The snark during recent seasons had been of LeBron James doubling as general manager, be it the additions he insisted upon during his Miami Heat tenure (Mike Miller, Ray Allen) or those he helped orchestrate with the Cleveland Cavaliers (Andrew Wiggins for Kevin Love, acquiring JR Smith, the above-market deal for Tristan Thompson).
And yet, in listening to Heat president Pat Riley a week ago during his summer of discontent, the notion of NBA stars as the league’s ultimate power brokers is probably as true during this era of free agency as it ever has been.
To get a star, you not only need a star, but a star actively engaged in the personnel process, such as when the Golden State Warriors rolled their starting lineup into the Hamptons this summer to embrace Kevin Durant, or when the Heat fuelled their Big Three push behind Dwyane Wade in 2010.
It is why, in the wake of their compelling appearance at the ESPYs, it would be wise not to sleep on the possibility of James, Wade, Carmelo Anthony and Chris Paul eventually joining forces. With today’s players, where there is such a will, there almost assuredly can be a way.

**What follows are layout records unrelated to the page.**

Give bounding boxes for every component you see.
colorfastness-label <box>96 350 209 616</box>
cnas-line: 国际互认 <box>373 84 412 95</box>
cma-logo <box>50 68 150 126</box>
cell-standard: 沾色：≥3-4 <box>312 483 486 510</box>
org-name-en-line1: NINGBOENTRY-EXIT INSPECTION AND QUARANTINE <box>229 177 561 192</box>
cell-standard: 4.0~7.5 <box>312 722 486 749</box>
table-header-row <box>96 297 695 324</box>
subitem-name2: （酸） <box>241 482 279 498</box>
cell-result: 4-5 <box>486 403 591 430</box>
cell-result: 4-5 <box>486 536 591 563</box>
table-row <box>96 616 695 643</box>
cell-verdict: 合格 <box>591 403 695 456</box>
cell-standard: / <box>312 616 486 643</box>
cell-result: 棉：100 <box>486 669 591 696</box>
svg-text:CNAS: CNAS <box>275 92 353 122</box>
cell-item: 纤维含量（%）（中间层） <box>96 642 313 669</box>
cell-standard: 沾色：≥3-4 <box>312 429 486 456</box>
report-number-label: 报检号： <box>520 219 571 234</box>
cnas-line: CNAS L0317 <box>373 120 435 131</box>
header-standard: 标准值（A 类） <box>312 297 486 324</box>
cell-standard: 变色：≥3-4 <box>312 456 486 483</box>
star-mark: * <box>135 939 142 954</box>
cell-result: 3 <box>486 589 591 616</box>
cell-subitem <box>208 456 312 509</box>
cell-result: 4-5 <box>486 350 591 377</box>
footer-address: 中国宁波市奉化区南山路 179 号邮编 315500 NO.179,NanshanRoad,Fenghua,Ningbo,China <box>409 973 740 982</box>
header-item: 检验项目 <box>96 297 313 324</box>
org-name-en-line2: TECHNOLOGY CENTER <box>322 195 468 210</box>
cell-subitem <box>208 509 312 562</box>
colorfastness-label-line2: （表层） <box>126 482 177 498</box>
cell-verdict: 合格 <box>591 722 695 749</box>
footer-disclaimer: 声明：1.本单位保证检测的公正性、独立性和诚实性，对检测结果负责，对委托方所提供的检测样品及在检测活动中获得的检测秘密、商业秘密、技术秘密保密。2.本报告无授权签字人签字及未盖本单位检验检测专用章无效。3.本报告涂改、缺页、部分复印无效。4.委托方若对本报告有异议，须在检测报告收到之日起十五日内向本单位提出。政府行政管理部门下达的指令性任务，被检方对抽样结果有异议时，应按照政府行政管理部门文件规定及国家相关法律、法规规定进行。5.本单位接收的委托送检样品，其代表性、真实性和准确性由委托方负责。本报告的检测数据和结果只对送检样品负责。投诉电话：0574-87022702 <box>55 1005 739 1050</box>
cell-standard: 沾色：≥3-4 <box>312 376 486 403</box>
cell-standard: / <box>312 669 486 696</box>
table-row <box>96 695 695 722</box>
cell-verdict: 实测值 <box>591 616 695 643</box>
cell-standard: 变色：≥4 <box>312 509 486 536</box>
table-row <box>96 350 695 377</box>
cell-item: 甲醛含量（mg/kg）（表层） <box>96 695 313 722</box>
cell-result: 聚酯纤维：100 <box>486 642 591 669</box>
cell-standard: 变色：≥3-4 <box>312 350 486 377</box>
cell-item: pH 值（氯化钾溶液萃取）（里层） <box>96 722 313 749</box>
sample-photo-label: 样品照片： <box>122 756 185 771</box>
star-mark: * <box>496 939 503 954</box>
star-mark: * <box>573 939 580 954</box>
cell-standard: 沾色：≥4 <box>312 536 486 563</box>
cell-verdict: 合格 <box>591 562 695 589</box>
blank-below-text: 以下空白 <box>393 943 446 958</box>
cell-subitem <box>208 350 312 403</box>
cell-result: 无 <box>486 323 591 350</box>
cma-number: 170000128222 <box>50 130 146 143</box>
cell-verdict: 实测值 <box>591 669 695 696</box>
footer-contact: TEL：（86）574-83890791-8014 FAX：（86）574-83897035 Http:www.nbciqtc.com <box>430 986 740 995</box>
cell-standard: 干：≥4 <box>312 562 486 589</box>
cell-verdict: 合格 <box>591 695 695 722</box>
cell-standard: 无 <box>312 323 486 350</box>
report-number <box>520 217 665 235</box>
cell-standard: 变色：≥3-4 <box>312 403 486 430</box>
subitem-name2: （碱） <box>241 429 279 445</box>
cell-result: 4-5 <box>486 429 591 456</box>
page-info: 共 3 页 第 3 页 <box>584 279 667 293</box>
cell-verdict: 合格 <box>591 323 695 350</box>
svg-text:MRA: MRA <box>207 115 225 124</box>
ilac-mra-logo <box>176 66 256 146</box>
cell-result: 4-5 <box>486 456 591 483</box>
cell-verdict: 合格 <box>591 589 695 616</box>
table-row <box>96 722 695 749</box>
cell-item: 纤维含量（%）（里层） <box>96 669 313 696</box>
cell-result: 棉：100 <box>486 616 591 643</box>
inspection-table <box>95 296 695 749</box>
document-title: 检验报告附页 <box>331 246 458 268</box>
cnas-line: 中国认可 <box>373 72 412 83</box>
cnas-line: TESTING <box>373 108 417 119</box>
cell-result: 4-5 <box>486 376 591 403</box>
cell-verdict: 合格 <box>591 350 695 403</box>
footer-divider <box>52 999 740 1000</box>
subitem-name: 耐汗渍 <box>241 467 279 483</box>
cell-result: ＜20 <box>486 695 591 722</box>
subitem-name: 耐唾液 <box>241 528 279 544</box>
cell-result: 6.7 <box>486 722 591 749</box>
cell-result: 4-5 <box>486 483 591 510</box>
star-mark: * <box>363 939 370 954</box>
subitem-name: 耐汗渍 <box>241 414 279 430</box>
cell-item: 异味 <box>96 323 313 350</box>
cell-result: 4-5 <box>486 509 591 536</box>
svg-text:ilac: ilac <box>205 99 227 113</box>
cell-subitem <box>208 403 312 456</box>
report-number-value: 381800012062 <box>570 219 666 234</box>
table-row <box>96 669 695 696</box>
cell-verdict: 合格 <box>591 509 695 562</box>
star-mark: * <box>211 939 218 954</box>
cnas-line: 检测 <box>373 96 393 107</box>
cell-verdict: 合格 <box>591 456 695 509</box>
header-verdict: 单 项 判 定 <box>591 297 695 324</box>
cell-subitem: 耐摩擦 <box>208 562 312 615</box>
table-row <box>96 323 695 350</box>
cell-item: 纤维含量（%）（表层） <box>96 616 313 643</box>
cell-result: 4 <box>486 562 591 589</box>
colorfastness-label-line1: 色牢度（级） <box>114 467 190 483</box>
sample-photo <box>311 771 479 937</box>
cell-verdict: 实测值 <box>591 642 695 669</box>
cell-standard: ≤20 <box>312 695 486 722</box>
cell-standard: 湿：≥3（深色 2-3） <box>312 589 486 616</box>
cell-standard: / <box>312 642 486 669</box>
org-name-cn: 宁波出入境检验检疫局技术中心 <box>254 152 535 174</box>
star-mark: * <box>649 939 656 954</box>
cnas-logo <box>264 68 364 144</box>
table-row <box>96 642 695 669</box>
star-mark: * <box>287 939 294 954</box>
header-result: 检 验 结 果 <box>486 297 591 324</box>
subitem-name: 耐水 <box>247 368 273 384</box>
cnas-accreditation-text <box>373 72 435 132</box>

Riley, in fact, opened a reflective window into players and power-brokering as he offered his epilogue on the Heat’s Wade era, by going back to how it all began with Wade, James and Chris Bosh.
“I can tell you a funny story about... maybe I shouldn’t,” he said in his typical disarming manner of arming his argument. “But I can tell you a funny story about 2010. When we took the three of them in, we had $49.5mn (in cap space). So we had $16.5mn for each guy, which was the max deal. So, we got it all.
“Then they said, ‘Well, who do we have left?’ We got Mario (Chalmers) as the starting point guard and we got Joel (Anthony) as the starting center. That’s it; we have five guys.
“They said, ‘Well, we would like to get Mike Miller. How can we get Mike Miller?’ I said, ‘I can’t get you Mike Miller. We can’t get him. I don’t have the money.’ So we traded Michael Beasley to get the money, but they had to go down to $15mn. That was their choice. Then they wanted UD (Udonis Haslem). Well, I can’t get UD even though I wanted to get UD.”
That’s when Wade stepped up to sacrifice a bit more of his salary than James and Bosh in order to re-sign Haslem, who now stands as the last remaining member of that 2010-11 Heat roster.
But Riley said the players-as-brokers wanted even more, the extra year for James and Bosh that only could be assured by changing their signings to a sign-and-trade agreement.
“So that whole concept about bringing guys in the (cap-space) room was on five-year deals,” Riley continued of when contracts were allowed to be a year longer than currently.
“The interesting part is on July 9th, they all agreed to come in on five-year deals, room only, so I didn’t have to give up any assets. Then, at the 11th hour, they all wanted the sixth year. You know what that cost me and Andy (Elisburg, the Heat’s general manager)? That cost us four picks. I just said to them, ‘If you want the sixth year because I know you’re going to opt out after the fourth anyhow, but if you want the sixth year, I don’t want any of you to walk into my office and say, ‘Hey, can we get any young guys around here? Can we get some draft picks around here?’ Because they were gone.”
It turns out James did want more young guys and picks, the young guy who turned out to be championship co-conspirator Kyrie Irving this past season in Cleveland, the pick in Wiggins that the Cavs flipped for Love.
When he was done with his reflection, Riley smiled, “and I don’t know why I told you that story.”
But he did. Of course he did. Because for all the power he has amassed with the Heat, all the respect he has cultivated around the league, this is an era brokered by the players, and when they don’t get or can’t get what they want, a LeBron James leaves for Cleveland, a Dwyane Wade departs for Chicago.